Qu’on ne s’y trompe pas, si le cléricalisme venait à réapparaître sous des formes que l’on croyait dépassées, un nouvel anticléricalisme aussi peu tolérant lui répondrait. La République n’y gagnerait strictement rien. C’est pourquoi le message d’homme d’Etat de Jules Ferry, à plus d’un siècle de distance, n’a rien perdu de sa force et de son actualité. On serait bien inspiré de ne pas l’oublier : « Lorsqu’on veut chercher à assurer la paix entre deux puissances rivales, l’Etat et l’Eglise, la constitution laïque de la société et le pouvoir ecclésiastique ; lorsqu’on veut que ces deux puissances morales vivent en paix, la première condition, c’est de leur prescrire de bonnes frontières. Ce n’est pas dans la confusion des attributions, dans le mélange des idées qui ne peuvent conduire qu’à la discorde, à un état social troublé et mauvais ; c’est dans la nette, claire et définitive séparation des attributions et des compétences qu’est le salut et qu’est l’avenir. […] Délimitez les frontières et vous ferez la paix… » [12].

[1Chambre des députés, JO, 22 décembre 1880, p. 12678 et 12679.

[2Chambre JO, 22 décembre 1880, p. 12677.

[3Sénat, JO, 2 juillet 1881, p. 983.

[4Chambre des députés, JO, 15 décembre 1880, p. 12344.
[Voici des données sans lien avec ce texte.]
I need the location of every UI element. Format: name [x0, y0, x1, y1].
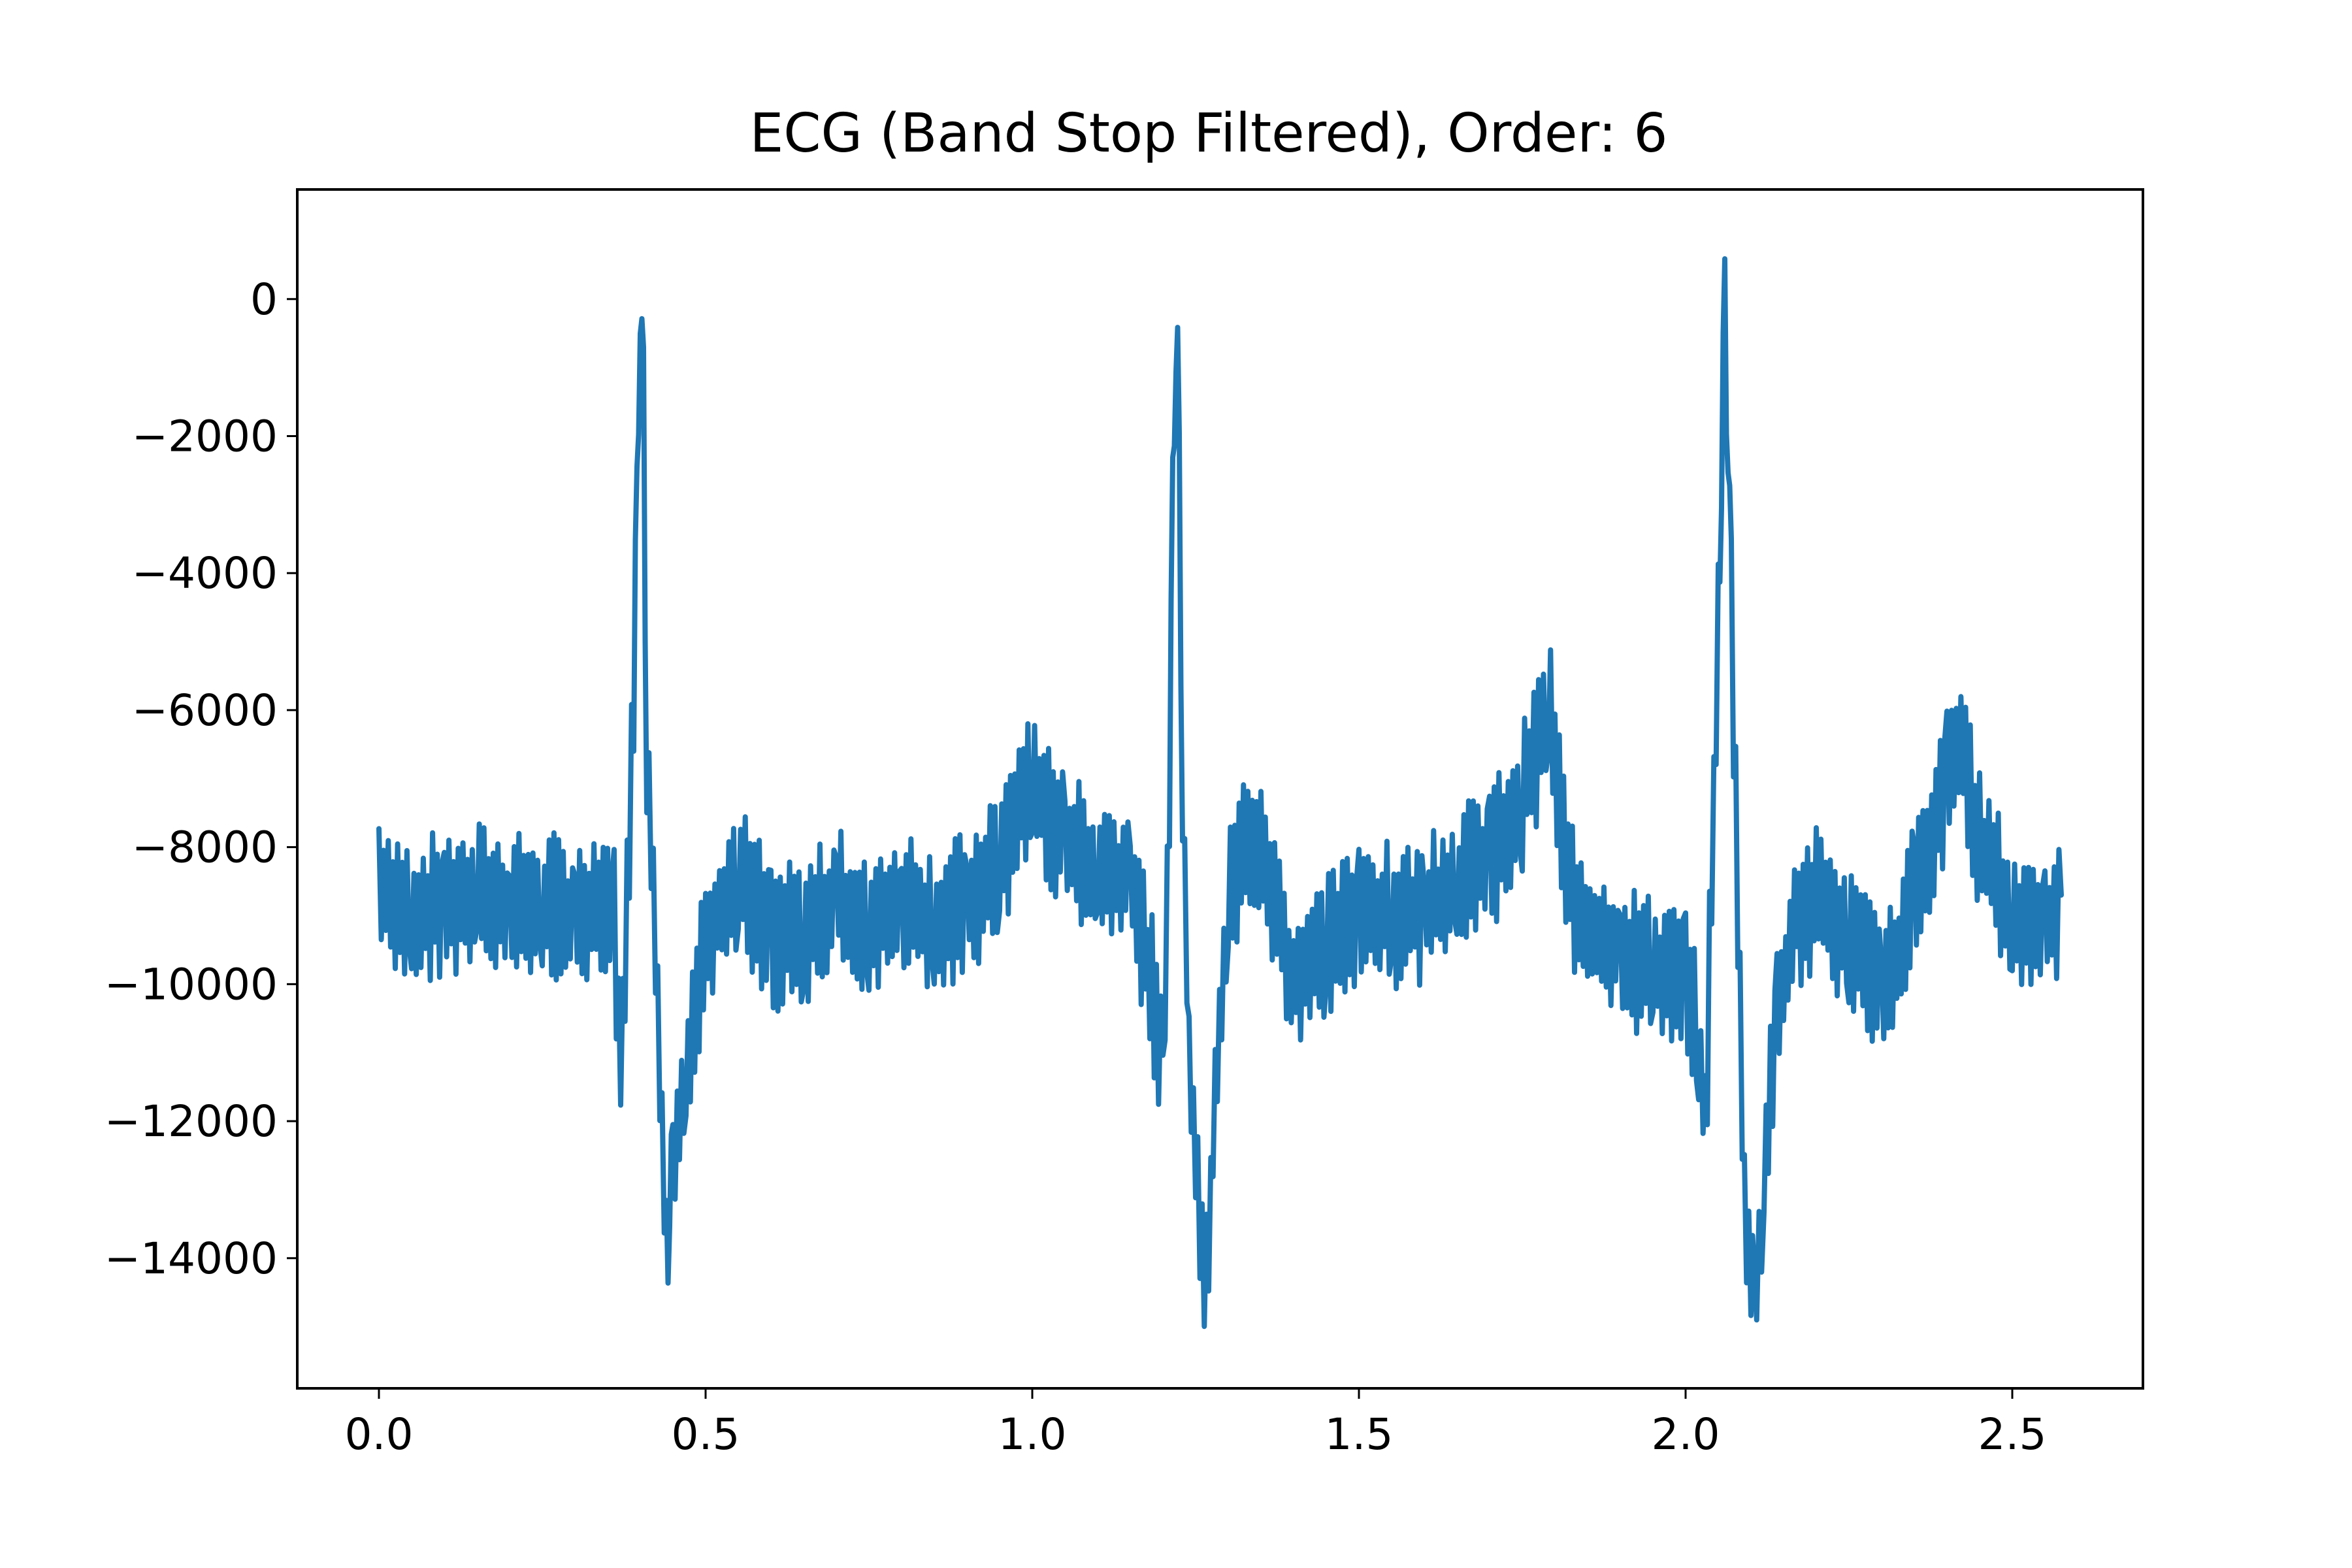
- x-tick-label: 0.5: [672, 1409, 740, 1460]
- y-tick-label: −14000: [105, 1233, 278, 1284]
- y-tick-label: 0: [250, 274, 278, 325]
- y-tick-label: −12000: [105, 1096, 278, 1147]
- y-tick-label: −2000: [132, 411, 278, 461]
- x-tick-label: 2.0: [1652, 1409, 1720, 1460]
- x-tick-label: 2.5: [1978, 1409, 2047, 1460]
- x-tick-label: 1.5: [1325, 1409, 1394, 1460]
- y-tick-label: −6000: [132, 685, 278, 736]
- x-tick-label: 0.0: [345, 1409, 414, 1460]
- ecg-signal-line: [376, 256, 2064, 1330]
- plot-frame: [296, 188, 2144, 1390]
- y-tick-label: −10000: [105, 959, 278, 1009]
- y-tick-label: −4000: [132, 548, 278, 598]
- chart-title: ECG (Band Stop Filtered), Order: 6: [749, 103, 1667, 165]
- y-axis: 0 −2000 −4000 −6000 −8000 −10000 −12000 −14000: [105, 274, 297, 1284]
- x-axis: 0.0 0.5 1.0 1.5 2.0 2.5: [345, 1388, 2047, 1460]
- x-tick-label: 1.0: [998, 1409, 1067, 1460]
- plot-area: [376, 256, 2064, 1330]
- y-tick-label: −8000: [132, 823, 278, 873]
[5Sénat, JO, 3 juin 1881, p. 755 et 756.

[6Chambre des députés, JO, 21 décembre 1880, p. 12623 et 16626.

[7Chambre des députés, JO, 22 décembre 1880, p. 12678.

[8Sénat, JO, 4 juin 1881, p. 763.

[9Sénat, JO, 11 juin 1881, p. 802.

[10Chambre des députés, JO, 15 décembre 1880, p. 12344.

[11Chambre des députés, JO, 5 décembre 1880, p. 11948.

[12Jules Ferry, Sénat, JO du 11 juin 1881.